Enumeration of maximal bicliques.
For a C4‑dominated triangle‑free graph, the authors prove that every maximal biclique can be expressed as (A(v), B(v)) for some vertex v, where A(v) consists of vertices adjacent to v or that dominate v, and B(v) consists of vertices adjacent to v or that are dominated by v. Consequently, the number of maximal bicliques never exceeds n. The enumeration algorithm simply constructs A(v) and B(v) for each vertex, filters duplicates by processing vertices in a degree‑ordering, and outputs the resulting bicliques. Building the adjacency and domination lists costs O(m + α m) = O(α m) time; the overall enumeration runs in O(n² + α m) time (the n² term accounts for output size) and uses O(α m) additional memory.

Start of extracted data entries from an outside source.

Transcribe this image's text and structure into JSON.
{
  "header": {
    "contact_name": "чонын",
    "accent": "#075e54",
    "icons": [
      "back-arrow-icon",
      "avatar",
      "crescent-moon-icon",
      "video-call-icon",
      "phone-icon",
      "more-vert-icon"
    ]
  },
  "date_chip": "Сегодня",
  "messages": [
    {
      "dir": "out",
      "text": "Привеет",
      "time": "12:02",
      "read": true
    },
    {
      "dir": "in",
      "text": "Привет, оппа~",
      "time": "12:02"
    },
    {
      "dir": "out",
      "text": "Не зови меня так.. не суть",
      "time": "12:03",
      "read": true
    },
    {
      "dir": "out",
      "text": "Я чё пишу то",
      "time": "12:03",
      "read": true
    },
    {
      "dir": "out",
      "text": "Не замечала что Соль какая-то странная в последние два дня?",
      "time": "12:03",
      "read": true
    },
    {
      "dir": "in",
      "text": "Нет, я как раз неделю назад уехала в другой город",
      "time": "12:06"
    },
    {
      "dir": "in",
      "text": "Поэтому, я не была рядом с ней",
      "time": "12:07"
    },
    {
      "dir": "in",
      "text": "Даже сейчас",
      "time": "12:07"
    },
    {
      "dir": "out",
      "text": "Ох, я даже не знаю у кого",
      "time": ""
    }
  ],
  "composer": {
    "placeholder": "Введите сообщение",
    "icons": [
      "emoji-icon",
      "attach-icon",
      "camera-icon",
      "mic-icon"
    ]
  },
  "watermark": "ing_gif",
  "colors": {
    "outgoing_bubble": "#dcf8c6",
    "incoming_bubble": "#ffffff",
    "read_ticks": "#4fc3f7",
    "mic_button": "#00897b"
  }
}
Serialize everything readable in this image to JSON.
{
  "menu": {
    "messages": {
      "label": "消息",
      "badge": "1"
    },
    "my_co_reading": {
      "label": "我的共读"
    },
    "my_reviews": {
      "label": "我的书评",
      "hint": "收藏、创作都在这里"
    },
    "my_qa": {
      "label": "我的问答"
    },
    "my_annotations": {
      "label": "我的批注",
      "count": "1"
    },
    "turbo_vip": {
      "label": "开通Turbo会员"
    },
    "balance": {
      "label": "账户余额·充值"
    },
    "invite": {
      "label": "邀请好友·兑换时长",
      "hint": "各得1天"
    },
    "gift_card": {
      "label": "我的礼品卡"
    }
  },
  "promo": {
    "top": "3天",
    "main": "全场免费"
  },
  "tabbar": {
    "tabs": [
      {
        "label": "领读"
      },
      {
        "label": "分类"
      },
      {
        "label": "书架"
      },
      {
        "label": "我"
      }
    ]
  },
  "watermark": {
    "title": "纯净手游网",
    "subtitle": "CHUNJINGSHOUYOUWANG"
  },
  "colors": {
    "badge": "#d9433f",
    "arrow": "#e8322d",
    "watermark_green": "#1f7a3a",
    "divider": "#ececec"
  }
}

Further algorithmic consequences.
Because domination relations can be computed in O(α m) time, several related problems become linear‑time in the arboricity: finding a minimum dominating set, a maximum independent biclique, and a minimum biclique cover can all be solved within the same asymptotic bounds (O(α m) time, O(n + m) space).
Technical contributions.
- A clean structural equivalence: hereditary biclique‑Helly ⇔ C4‑dominated ∧ {triangle, C5, C6}-free.
- The square‑family representation, which stores all 4‑cycles in O(m α) space despite the potential O(n²) number of cycles.

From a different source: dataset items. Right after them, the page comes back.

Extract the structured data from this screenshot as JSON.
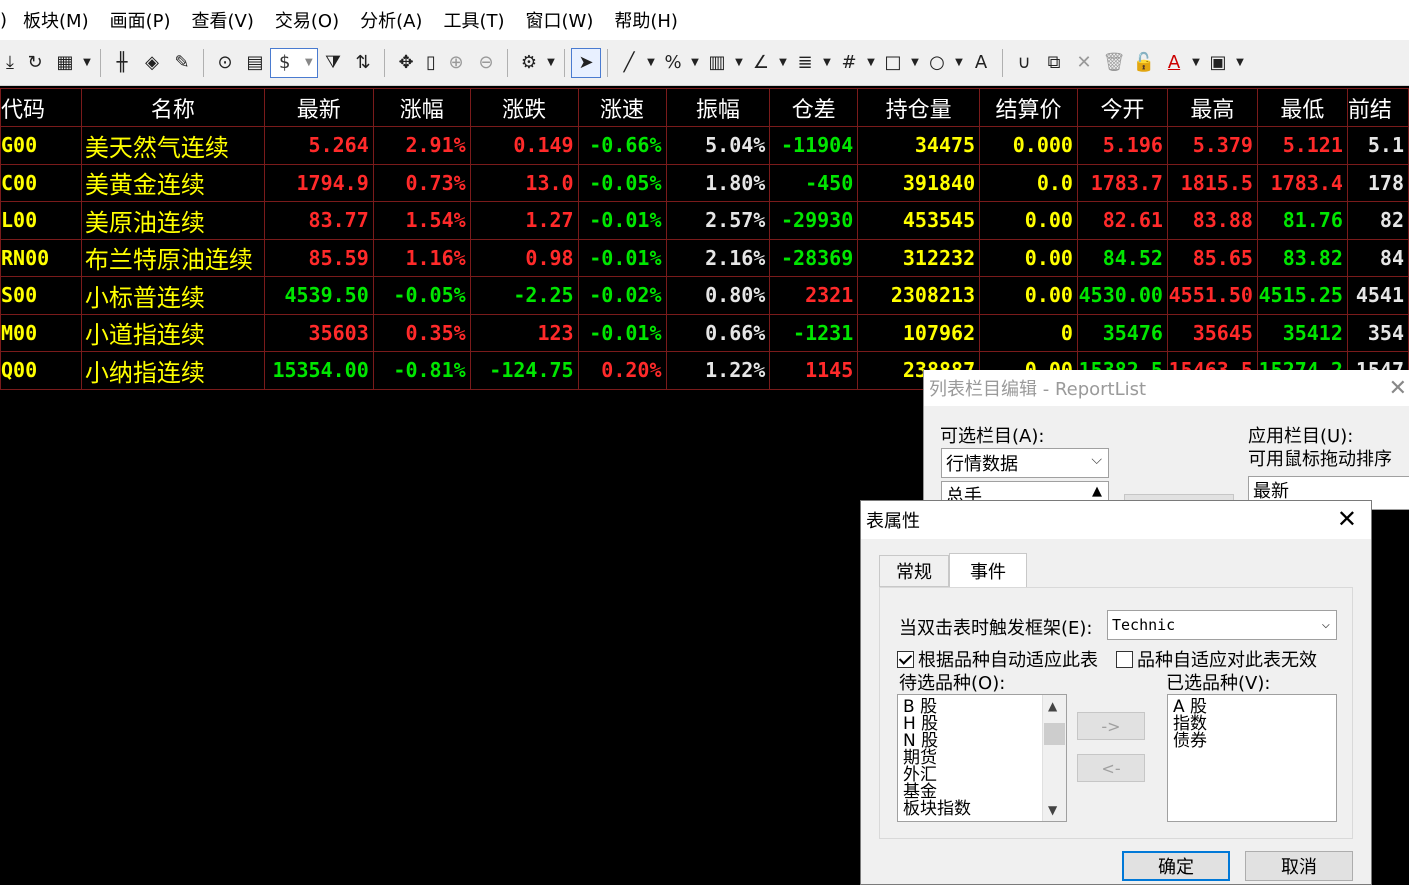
{
  "menu": [
    "板块(M)",
    "画面(P)",
    "查看(V)",
    "交易(O)",
    "分析(A)",
    "工具(T)",
    "窗口(W)",
    "帮助(H)"
  ],
  "menu_first_fragment": ")",
  "toolbar": {
    "dollar_label": "$",
    "icons": [
      "download-icon",
      "refresh-icon",
      "grid-icon",
      "candlestick-icon",
      "diamond-icon",
      "edit-icon",
      "play-icon",
      "doc-icon",
      "dollar-icon",
      "filter-icon",
      "sort-icon",
      "move-icon",
      "column-icon",
      "zoom-in-icon",
      "zoom-out-icon",
      "settings-icon",
      "pointer-icon",
      "line-icon",
      "percent-icon",
      "bars-icon",
      "angle-icon",
      "channel-icon",
      "hash-icon",
      "rectangle-icon",
      "circle-icon",
      "text-icon",
      "magnet-icon",
      "copy-icon",
      "delete-icon",
      "trash-icon",
      "lock-icon",
      "color-icon",
      "save-icon"
    ]
  },
  "table": {
    "headers": [
      "代码",
      "名称",
      "最新",
      "涨幅",
      "涨跌",
      "涨速",
      "振幅",
      "仓差",
      "持仓量",
      "结算价",
      "今开",
      "最高",
      "最低",
      "前结"
    ],
    "rows": [
      {
        "code": "G00",
        "name": "美天然气连续",
        "last": "5.264",
        "chg_pct": "2.91%",
        "chg": "0.149",
        "speed": "-0.66%",
        "amp": "5.04%",
        "oi_diff": "-11904",
        "oi": "34475",
        "settle": "0.000",
        "open": "5.196",
        "high": "5.379",
        "low": "5.121",
        "prev": "5.1"
      },
      {
        "code": "C00",
        "name": "美黄金连续",
        "last": "1794.9",
        "chg_pct": "0.73%",
        "chg": "13.0",
        "speed": "-0.05%",
        "amp": "1.80%",
        "oi_diff": "-450",
        "oi": "391840",
        "settle": "0.0",
        "open": "1783.7",
        "high": "1815.5",
        "low": "1783.4",
        "prev": "178"
      },
      {
        "code": "L00",
        "name": "美原油连续",
        "last": "83.77",
        "chg_pct": "1.54%",
        "chg": "1.27",
        "speed": "-0.01%",
        "amp": "2.57%",
        "oi_diff": "-29930",
        "oi": "453545",
        "settle": "0.00",
        "open": "82.61",
        "high": "83.88",
        "low": "81.76",
        "prev": "82"
      },
      {
        "code": "RN00",
        "name": "布兰特原油连续",
        "last": "85.59",
        "chg_pct": "1.16%",
        "chg": "0.98",
        "speed": "-0.01%",
        "amp": "2.16%",
        "oi_diff": "-28369",
        "oi": "312232",
        "settle": "0.00",
        "open": "84.52",
        "high": "85.65",
        "low": "83.82",
        "prev": "84"
      },
      {
        "code": "S00",
        "name": "小标普连续",
        "last": "4539.50",
        "chg_pct": "-0.05%",
        "chg": "-2.25",
        "speed": "-0.02%",
        "amp": "0.80%",
        "oi_diff": "2321",
        "oi": "2308213",
        "settle": "0.00",
        "open": "4530.00",
        "high": "4551.50",
        "low": "4515.25",
        "prev": "4541"
      },
      {
        "code": "M00",
        "name": "小道指连续",
        "last": "35603",
        "chg_pct": "0.35%",
        "chg": "123",
        "speed": "-0.01%",
        "amp": "0.66%",
        "oi_diff": "-1231",
        "oi": "107962",
        "settle": "0",
        "open": "35476",
        "high": "35645",
        "low": "35412",
        "prev": "354"
      },
      {
        "code": "Q00",
        "name": "小纳指连续",
        "last": "15354.00",
        "chg_pct": "-0.81%",
        "chg": "-124.75",
        "speed": "0.20%",
        "amp": "1.22%",
        "oi_diff": "1145",
        "oi": "238887",
        "settle": "0.00",
        "open": "15382.5",
        "high": "15463.5",
        "low": "15274.2",
        "prev": "1547"
      }
    ]
  },
  "report_dialog": {
    "title": "列表栏目编辑 - ReportList",
    "available_label": "可选栏目(A):",
    "available_combo": "行情数据",
    "available_first_item": "总手",
    "applied_label": "应用栏目(U):",
    "applied_hint": "可用鼠标拖动排序",
    "applied_first_item": "最新"
  },
  "prop_dialog": {
    "title": "表属性",
    "tabs": [
      "常规",
      "事件"
    ],
    "active_tab": "事件",
    "trigger_label": "当双击表时触发框架(E):",
    "trigger_value": "Technic",
    "auto_adapt_label": "根据品种自动适应此表",
    "auto_adapt_checked": true,
    "invalid_label": "品种自适应对此表无效",
    "invalid_checked": false,
    "pending_label": "待选品种(O):",
    "pending_items": [
      "B 股",
      "H 股",
      "N 股",
      "期货",
      "外汇",
      "基金",
      "板块指数"
    ],
    "selected_label": "已选品种(V):",
    "selected_items": [
      "A 股",
      "指数",
      "债券"
    ],
    "move_right": "->",
    "move_left": "<-",
    "ok": "确定",
    "cancel": "取消"
  }
}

- An O(n² + α m) recognition algorithm that improves upon the earlier O(n³ m²) approach.
- A proof that maximal bicliques in the target class are bounded by n and a linear‑time enumeration method.
- Extensions to other biclique‑related optimization problems with the same time/space guarantees.
Impact and applications.
The results are particularly relevant for large‑scale network analysis where bicliques model dense bipartite interactions (e.g., user–item recommendation, gene–disease associations). The ability to test hereditary biclique‑Helly property efficiently enables preprocessing steps for algorithms that rely on Helly‑type guarantees. Moreover, the linear‑time enumeration of maximal bicliques offers a practical tool for data mining tasks that require exhaustive biclique extraction without exponential blow‑up. The arboricity‑based complexity makes the algorithms well‑suited for sparse graphs, which are common in real‑world datasets. Overall, the paper delivers both a deeper theoretical understanding of hereditary biclique‑Helly graphs and concrete, scalable algorithms that bridge the gap between theory and practice.